De son côté, Moscou assure avoir détruit deux centres de commandement ukrainiens et six dépôts de munitions dans les régions de Donetsk et de Lougansk.

Pour l'Institut américain pour l'étude de la guerre (ISW), la dynamique a changé et désormais les forces ukrainiennes «ralentissent avec succès (...) les assauts russes à Severodonetsk à travers des contre-attaques locales prudentes et efficaces».

Les combats se poursuivent aussi sur les autres fronts. Selon le ministre ukrainien de la Défense, «la Russie continue de faire des efforts pour occuper tout notre Etat». Le Kremlin rêve, a assuré Oleksiï Reznikov, de «rassembler les terres» qu'il considère comme «siennes», y compris «la Pologne, les pays baltes, la Slovaquie et d’autres».

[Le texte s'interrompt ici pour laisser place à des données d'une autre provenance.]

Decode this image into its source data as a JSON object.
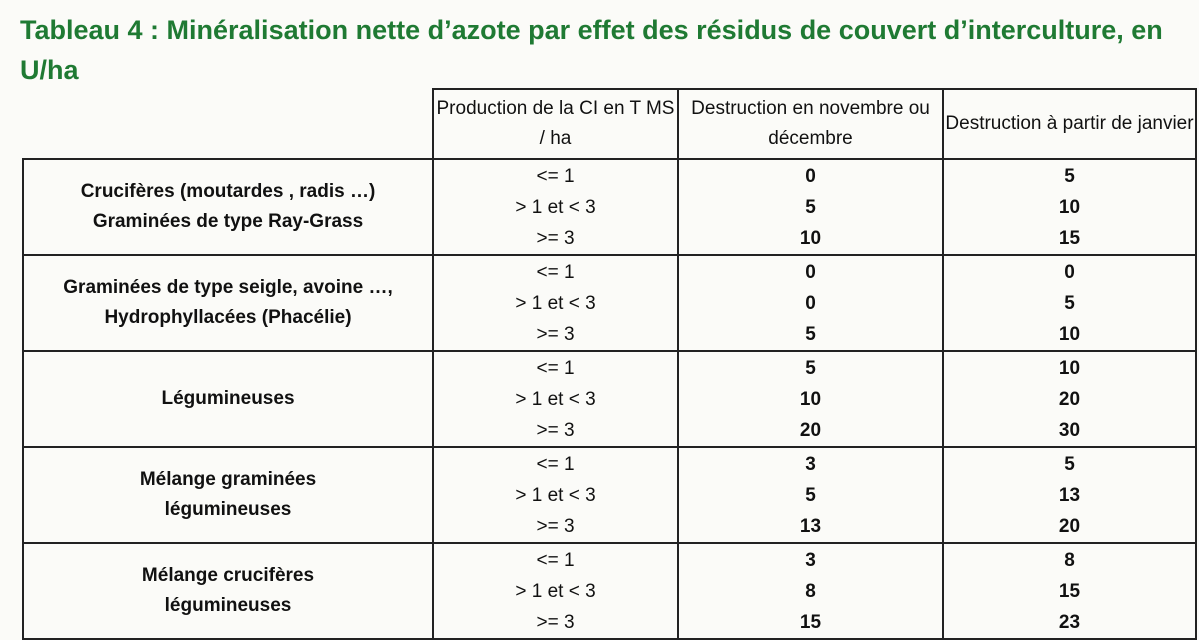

Crimée, Donbass, sud de l'Ukraine: au total, la Russie a triplé, depuis le début de l'invasion, la superficie de territoire ukrainien sous son contrôle atteignant 125.000 km², soit 20% du pays, selon Volodymyr Zelensky.

Sur le front méridional, dans la région de Kherson, Moscou «continue de bombarder les territoires occupés et les positions de l'armée ukrainienne», a annoncé la présidence ukrainienne, qui craint une crise humanitaire dans les zones aux mains des Russes.

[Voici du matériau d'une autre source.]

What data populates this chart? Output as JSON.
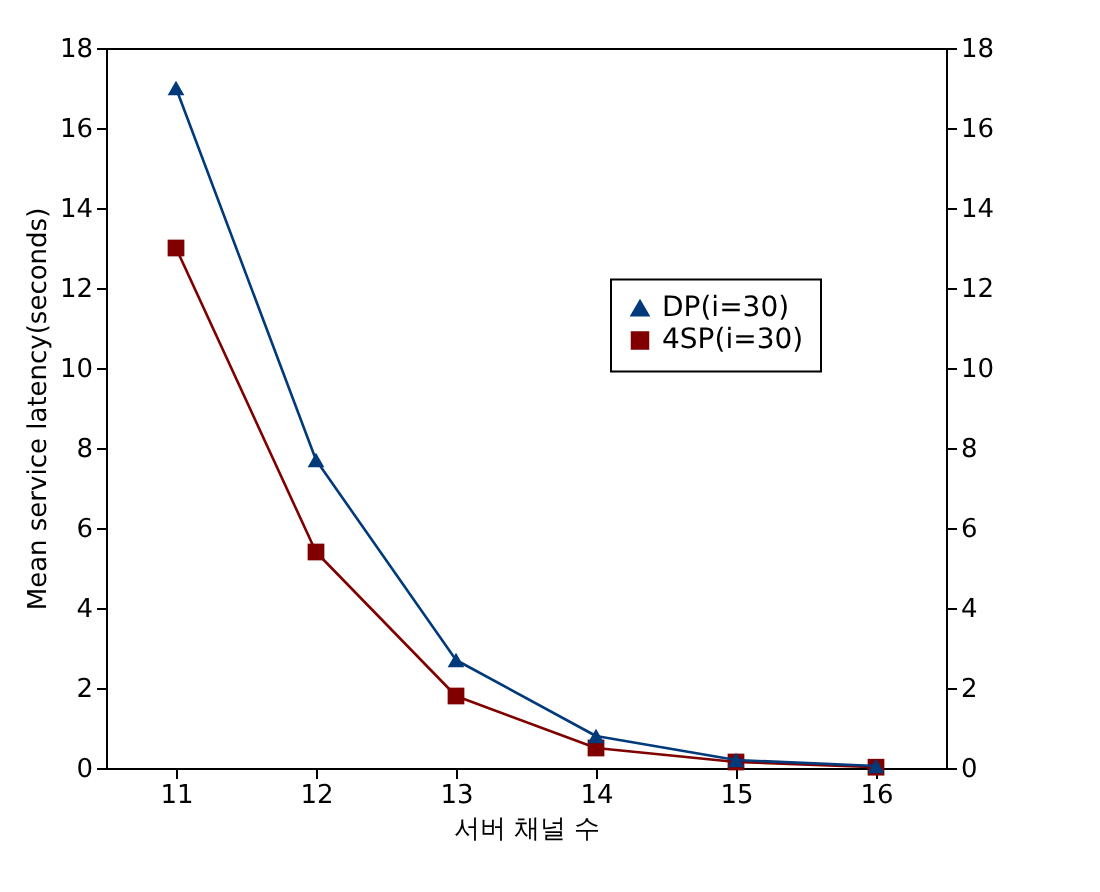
{
  "chart_data": {
    "type": "line",
    "xlabel": "서버 채널 수",
    "ylabel": "Mean service latency(seconds)",
    "categories": [
      "11",
      "12",
      "13",
      "14",
      "15",
      "16"
    ],
    "series": [
      {
        "name": "DP(i=30)",
        "color": "#003a7a",
        "marker": "triangle",
        "values": [
          17,
          7.7,
          2.7,
          0.8,
          0.2,
          0.05
        ]
      },
      {
        "name": "4SP(i=30)",
        "color": "#800000",
        "marker": "square",
        "values": [
          13,
          5.4,
          1.8,
          0.5,
          0.15,
          0.02
        ]
      }
    ],
    "ylim": [
      0,
      18
    ],
    "yticks": [
      0,
      2,
      4,
      6,
      8,
      10,
      12,
      14,
      16,
      18
    ],
    "y2lim": [
      0,
      18
    ],
    "y2ticks": [
      0,
      2,
      4,
      6,
      8,
      10,
      12,
      14,
      16,
      18
    ],
    "grid": false,
    "legend": "right"
  }
}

L'armée russe affirme avoir détruit «un point de déploiement de mercenaires étrangers» près de Datchnoe, dans la région d’Odessa et avoir touché avec des missiles un centre de formation d'artilleurs ukrainiens près de Stetskovka, dans la région de Soumy (nord), où des «instructeurs étrangers ont formé des militaires ukrainiens à l’utilisation d’obusier M777».

Le port de Mykolaïv a aussi été touché par un missile, ainsi qu'une entreprise agricole dans le grand port d'Odessa, où «des entrepôts ont été endommagés» et deux personnes sont mortes, selon Kiev.

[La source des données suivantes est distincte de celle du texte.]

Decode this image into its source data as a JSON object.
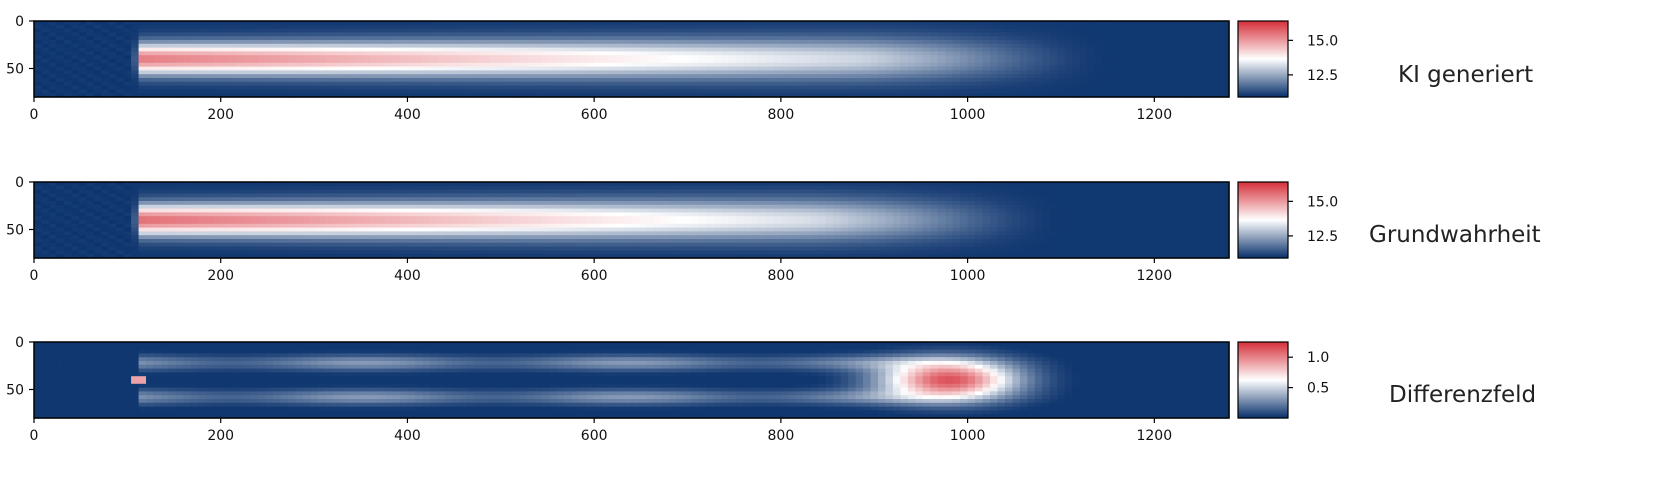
{
  "chart_data": [
    {
      "type": "heatmap",
      "label": "KI generiert",
      "x_ticks": [
        0,
        200,
        400,
        600,
        800,
        1000,
        1200
      ],
      "y_ticks": [
        0,
        50
      ],
      "xlim": [
        0,
        1280
      ],
      "ylim": [
        80,
        0
      ],
      "colorbar": {
        "ticks": [
          12.5,
          15.0
        ],
        "tick_labels": [
          "12.5",
          "15.0"
        ],
        "range": [
          10.9,
          16.4
        ],
        "colormap": "blue-white-red"
      },
      "field": {
        "kind": "plume",
        "background": 11.0,
        "peak": 15.4,
        "start_x": 112,
        "end_x": 930,
        "center_y": 40,
        "half_width_y": 22
      }
    },
    {
      "type": "heatmap",
      "label": "Grundwahrheit",
      "x_ticks": [
        0,
        200,
        400,
        600,
        800,
        1000,
        1200
      ],
      "y_ticks": [
        0,
        50
      ],
      "xlim": [
        0,
        1280
      ],
      "ylim": [
        80,
        0
      ],
      "colorbar": {
        "ticks": [
          12.5,
          15.0
        ],
        "tick_labels": [
          "12.5",
          "15.0"
        ],
        "range": [
          10.9,
          16.4
        ],
        "colormap": "blue-white-red"
      },
      "field": {
        "kind": "plume",
        "background": 11.0,
        "peak": 15.6,
        "start_x": 112,
        "end_x": 880,
        "center_y": 40,
        "half_width_y": 22
      }
    },
    {
      "type": "heatmap",
      "label": "Differenzfeld",
      "x_ticks": [
        0,
        200,
        400,
        600,
        800,
        1000,
        1200
      ],
      "y_ticks": [
        0,
        50
      ],
      "xlim": [
        0,
        1280
      ],
      "ylim": [
        80,
        0
      ],
      "colorbar": {
        "ticks": [
          0.5,
          1.0
        ],
        "tick_labels": [
          "0.5",
          "1.0"
        ],
        "range": [
          0.0,
          1.25
        ],
        "colormap": "blue-white-red"
      },
      "field": {
        "kind": "difference",
        "hotspot_x": 980,
        "hotspot_y": 40,
        "peak": 1.15
      }
    }
  ],
  "colors": {
    "low": "#08306b",
    "mid": "#ffffff",
    "high": "#d6303a"
  }
}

«Question de survie»La guerre continue de peser sur les exportations de céréales, dont dépendent, notamment, les pays africains. Après sa rencontre vendredi avec le président russe Vladimir Poutine, le chef de l'Etat sénégalais et président en exercice de l'Union africaine, Macky Sall, a annoncé hier, samedi, son intention de se rendre en Ukraine et de «contribuer au retour de la paix».

De son côté, le ministre ukrainien des Affaires étrangère a répondu samedi au président français Emmanuel Macron qui, la veille, répétait qu'il ne fallait «pas humilier la Russie» pour préserver des portes de sortie diplomatiques.

«Nous ferions tous mieux de nous concentrer sur la façon de remettre la Russie à sa place. Cela apportera la paix et sauvera des vies», a rétorqué Dmytro Kouleba, estimant que la position d’Emmanuel Macron ne peut qu’«humilier la France».

Dans le même temps, l'USS Kearsarge prenait ses quartiers à Stockholm. Il s'agit du plus gros navire de guerre américain s'étant jamais ancré dans le port de la capitale suédoise.

«Il est important pour nous, les Etats-Unis, ainsi que pour les autres pays de l'Otan, de montrer notre solidarité avec la Finlande et la Suède», a déclaré le général Mark Milley, le chef d'état-major américain, avant des manoeuvres navales annuelles de l'Otan en mer Baltique.

Dimanche soir, sur la pelouse de Cardiff, les Ukrainiens vont tenter de remporter une autre victoire, celle qui qualifierait la sélection nationale au Mondial de football.

«Nous avons tous compris que le match contre le pays de Galles ne sera pas une question de condition physique ou de tactique, mais bien de survie. Tout le monde va se battre pour cela et tout donner», a expliqué le défenseur Oleksandre Zinchenko, comme pour mieux faire corps avec les soldats ukrainiens, à défaut de pouvoir combattre à leur côté.